1. | I recognize the importance of preserving the confidentiality of Non-Public Information of Key, and I acknowledge and agree that: (a) during my employment with Key, I will acquire, reproduce, and use such Non-Public Information only to the extent reasonably necessary for the proper performance of my duties; (b) both during and after my employment with Key, I will not use, publish, sell, trade or otherwise disclose such Non-Public Information; and (c) upon the termination of my employment with Key, I will immediately return to Key all documents, data, and things in my possession or to which I have access that involve such Non-Public Information. I also agree to enter into and to execute nondisclosure agreements in favor of Key and others doing business with Key with whom Key has a confidential relationship. | |||
2. | I acknowledge and agree that the duties of my position at Key may include the development of Intellectual Property, and that any Intellectual Property which I create with any of Key’s resources or assistance, or which pertains to the business of Key is the property of Key.
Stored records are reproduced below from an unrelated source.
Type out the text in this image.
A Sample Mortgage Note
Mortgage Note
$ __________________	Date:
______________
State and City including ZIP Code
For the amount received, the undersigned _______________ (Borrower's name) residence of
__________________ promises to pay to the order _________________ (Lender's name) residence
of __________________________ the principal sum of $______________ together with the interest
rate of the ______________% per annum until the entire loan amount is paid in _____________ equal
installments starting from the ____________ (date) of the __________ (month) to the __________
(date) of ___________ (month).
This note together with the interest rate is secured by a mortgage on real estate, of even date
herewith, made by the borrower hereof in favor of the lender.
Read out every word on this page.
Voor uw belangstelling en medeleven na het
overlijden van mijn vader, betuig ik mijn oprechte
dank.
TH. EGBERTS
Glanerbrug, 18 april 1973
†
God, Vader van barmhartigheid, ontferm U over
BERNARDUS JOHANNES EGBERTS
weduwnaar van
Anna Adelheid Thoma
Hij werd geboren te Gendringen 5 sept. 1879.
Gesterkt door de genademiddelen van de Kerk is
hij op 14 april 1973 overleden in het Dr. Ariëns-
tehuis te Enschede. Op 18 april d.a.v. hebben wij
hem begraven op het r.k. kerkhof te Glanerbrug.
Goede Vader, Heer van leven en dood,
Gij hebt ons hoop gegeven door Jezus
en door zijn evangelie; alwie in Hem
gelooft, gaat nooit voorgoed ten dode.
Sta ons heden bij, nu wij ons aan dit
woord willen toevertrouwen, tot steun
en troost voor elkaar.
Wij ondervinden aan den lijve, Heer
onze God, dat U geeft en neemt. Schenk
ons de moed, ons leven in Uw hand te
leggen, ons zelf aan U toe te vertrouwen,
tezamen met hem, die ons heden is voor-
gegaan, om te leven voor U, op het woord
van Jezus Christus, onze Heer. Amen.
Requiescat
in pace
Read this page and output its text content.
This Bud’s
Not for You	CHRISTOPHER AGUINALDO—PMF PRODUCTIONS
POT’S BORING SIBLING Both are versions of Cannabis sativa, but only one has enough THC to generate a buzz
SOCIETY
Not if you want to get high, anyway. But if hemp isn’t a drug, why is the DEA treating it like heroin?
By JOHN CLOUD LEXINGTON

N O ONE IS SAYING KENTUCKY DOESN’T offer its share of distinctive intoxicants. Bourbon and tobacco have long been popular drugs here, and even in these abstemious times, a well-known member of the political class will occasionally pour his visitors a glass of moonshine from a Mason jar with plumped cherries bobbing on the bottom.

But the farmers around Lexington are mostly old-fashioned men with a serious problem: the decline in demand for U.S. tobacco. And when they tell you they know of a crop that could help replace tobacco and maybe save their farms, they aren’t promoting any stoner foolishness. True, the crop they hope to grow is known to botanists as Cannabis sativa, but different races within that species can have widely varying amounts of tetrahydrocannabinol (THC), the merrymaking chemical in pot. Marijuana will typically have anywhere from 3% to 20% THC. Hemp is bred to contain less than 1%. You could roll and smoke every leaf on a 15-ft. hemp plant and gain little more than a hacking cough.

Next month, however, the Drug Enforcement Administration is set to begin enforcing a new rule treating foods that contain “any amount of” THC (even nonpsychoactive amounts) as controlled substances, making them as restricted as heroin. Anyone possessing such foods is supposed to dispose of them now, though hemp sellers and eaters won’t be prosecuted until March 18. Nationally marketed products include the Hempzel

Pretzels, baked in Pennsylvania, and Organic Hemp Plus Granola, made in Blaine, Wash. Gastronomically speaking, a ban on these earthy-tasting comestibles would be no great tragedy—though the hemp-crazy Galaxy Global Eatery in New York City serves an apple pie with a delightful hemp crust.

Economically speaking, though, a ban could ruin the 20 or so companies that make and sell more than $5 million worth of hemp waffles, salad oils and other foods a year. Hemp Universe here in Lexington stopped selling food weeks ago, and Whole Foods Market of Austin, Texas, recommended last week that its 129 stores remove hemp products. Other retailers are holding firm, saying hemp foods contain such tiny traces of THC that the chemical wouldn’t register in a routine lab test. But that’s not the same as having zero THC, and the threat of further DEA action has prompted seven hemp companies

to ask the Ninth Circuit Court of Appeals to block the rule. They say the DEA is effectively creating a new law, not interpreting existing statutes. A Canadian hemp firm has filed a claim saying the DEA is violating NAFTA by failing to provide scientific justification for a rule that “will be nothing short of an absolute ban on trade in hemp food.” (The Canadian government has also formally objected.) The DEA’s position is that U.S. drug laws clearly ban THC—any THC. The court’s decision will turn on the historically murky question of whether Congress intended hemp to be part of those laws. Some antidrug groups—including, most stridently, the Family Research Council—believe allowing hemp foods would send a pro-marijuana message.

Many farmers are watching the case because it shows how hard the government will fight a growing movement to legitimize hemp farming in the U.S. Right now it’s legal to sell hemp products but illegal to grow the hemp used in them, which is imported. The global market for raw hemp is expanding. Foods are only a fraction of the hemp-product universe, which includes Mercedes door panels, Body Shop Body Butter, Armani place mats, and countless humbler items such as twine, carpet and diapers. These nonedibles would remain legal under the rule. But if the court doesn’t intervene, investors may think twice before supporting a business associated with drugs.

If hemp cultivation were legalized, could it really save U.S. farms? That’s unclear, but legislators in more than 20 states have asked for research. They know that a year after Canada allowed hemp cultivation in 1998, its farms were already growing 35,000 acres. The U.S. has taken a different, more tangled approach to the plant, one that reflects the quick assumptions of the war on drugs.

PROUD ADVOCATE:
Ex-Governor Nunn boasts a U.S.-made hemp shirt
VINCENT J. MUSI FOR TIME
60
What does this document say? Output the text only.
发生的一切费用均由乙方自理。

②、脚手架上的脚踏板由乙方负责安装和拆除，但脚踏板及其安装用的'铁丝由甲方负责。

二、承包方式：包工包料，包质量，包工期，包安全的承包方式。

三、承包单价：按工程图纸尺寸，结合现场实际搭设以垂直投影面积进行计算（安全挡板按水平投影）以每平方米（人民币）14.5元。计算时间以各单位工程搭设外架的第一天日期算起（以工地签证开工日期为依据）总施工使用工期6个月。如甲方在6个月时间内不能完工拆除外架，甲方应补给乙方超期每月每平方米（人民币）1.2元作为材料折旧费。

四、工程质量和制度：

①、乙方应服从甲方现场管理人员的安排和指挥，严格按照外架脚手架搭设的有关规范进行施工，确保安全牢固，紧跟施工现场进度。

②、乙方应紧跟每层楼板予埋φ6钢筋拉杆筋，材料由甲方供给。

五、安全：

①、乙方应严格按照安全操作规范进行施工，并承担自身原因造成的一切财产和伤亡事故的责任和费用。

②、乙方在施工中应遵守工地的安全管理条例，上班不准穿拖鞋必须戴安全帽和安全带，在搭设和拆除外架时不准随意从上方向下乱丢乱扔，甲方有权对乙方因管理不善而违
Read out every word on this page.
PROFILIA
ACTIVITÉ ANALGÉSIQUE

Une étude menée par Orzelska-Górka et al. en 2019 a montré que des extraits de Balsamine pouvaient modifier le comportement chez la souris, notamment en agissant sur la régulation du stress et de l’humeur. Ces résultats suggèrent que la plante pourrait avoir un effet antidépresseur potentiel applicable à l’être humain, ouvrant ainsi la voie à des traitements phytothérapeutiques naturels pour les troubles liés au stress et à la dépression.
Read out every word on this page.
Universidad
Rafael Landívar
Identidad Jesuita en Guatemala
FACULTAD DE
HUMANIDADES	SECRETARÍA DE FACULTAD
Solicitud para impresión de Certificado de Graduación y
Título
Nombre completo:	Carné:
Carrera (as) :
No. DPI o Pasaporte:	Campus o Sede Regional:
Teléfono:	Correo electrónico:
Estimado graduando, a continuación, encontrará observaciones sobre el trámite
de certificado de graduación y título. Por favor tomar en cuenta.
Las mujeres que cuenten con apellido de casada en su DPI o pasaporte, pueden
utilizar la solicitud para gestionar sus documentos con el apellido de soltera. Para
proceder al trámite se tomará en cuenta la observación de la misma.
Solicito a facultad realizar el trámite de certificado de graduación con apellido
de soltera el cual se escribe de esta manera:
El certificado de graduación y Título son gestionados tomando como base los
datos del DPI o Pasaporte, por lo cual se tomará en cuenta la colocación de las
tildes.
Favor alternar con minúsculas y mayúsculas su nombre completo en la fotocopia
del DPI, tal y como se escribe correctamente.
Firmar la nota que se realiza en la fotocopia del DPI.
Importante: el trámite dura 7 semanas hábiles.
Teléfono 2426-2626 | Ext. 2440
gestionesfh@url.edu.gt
I hereby agree and I hereby assign to Key all right, title, and interest in and absolute title to such Intellectual Property, including, without limitation, copyrights, trademarks, service marks, and patents in or to (or associated with) such Intellectual Property and I agree that I will execute all patent applications and assignments thereof on Key’s behalf without additional compensation. | |||
3. | Except in the proper performance of my duties for Key, I acknowledge and agree that from the date hereof through a period of one (1) year after the termination of my employment with Key for any reason, I will not, directly or indirectly, for myself or on behalf of any other person or entity, hire or solicit or entice for employment any Key Employee. The term Key Employee for purposes of this Acceptance Agreement includes (i) all current Key employees, and (ii) all persons who were employed by Key at any time during the six (6) month period prior to my termination from Key without the written consent of Key (which consent Key may grant or withhold in its discretion). | |||
4. | (a) | Except in the proper performance of my duties for Key, I acknowledge and agree that from the date hereof through a period of one (1) year after the termination of my employment with Key for any reason, I will not directly, or indirectly, for myself or on behalf of any other person or entity, call upon, solicit, or do business with any Key customer or potential customer with whom I interacted, became acquainted, or learned of through access to information while employed at Key, without the written consent of Key (which consent it may grant or withhold in its discretion). | ||
(b) | In the event that my employment is terminated with Key as a result of a Termination Under Limited Circumstances, the restrictions in paragraph 4(a) of this Agreement shall become inapplicable to me; however, the restrictions in paragraphs 1, 2, and 3 of this Acceptance Agreement shall remain in full force and effect. | |||
5. | I agree that the Grant Agreement and this Acceptance Agreement will be governed by Ohio law without regard to the conflicts of laws principles, and that if any term, condition, clause or provision of the Grant Agreement or this Acceptance Agreement is determined by a Court of competent jurisdiction to be void or invalid at law, then only that term, condition, clause or provision determined to be void or invalid shall be stricken, and the remainder of the Grant Agreement and this Acceptance Agreement shall remain in full force and effect in all other aspects. |
I also understand and agree that if I engage in any activity that is in violation of the Grant Agreement or this Acceptance Agreement, such conduct may cause serious damage and irreparable injury to Key, and Key at its election may terminate my employment (if I am still employed), seek monetary damages and attorney fees, and injunctive relief without the necessity of posting bond, as well as any and all other equitable relief to which it may be entitled under the law, the Grant Agreement and this Acceptance Agreement.
MY ACKNOWLEDGEMENT
IN ACCEPTING THIS OPTION GRANT AND ACCEPTANCE AGREEMENT, I ACKNOWLEDGE THAT I HAVE HAD AMPLE OPPORTUNITY (i) TO READ THIS AGREEMENT AND EQUITY PLAN, (ii) TO MAKE A DILIGENT INQUIRY, (iii) TO ASK QUESTIONS, AND (vi) TO CONSULT WITH MY ATTORNEY IF I CHOSE TO DO SO.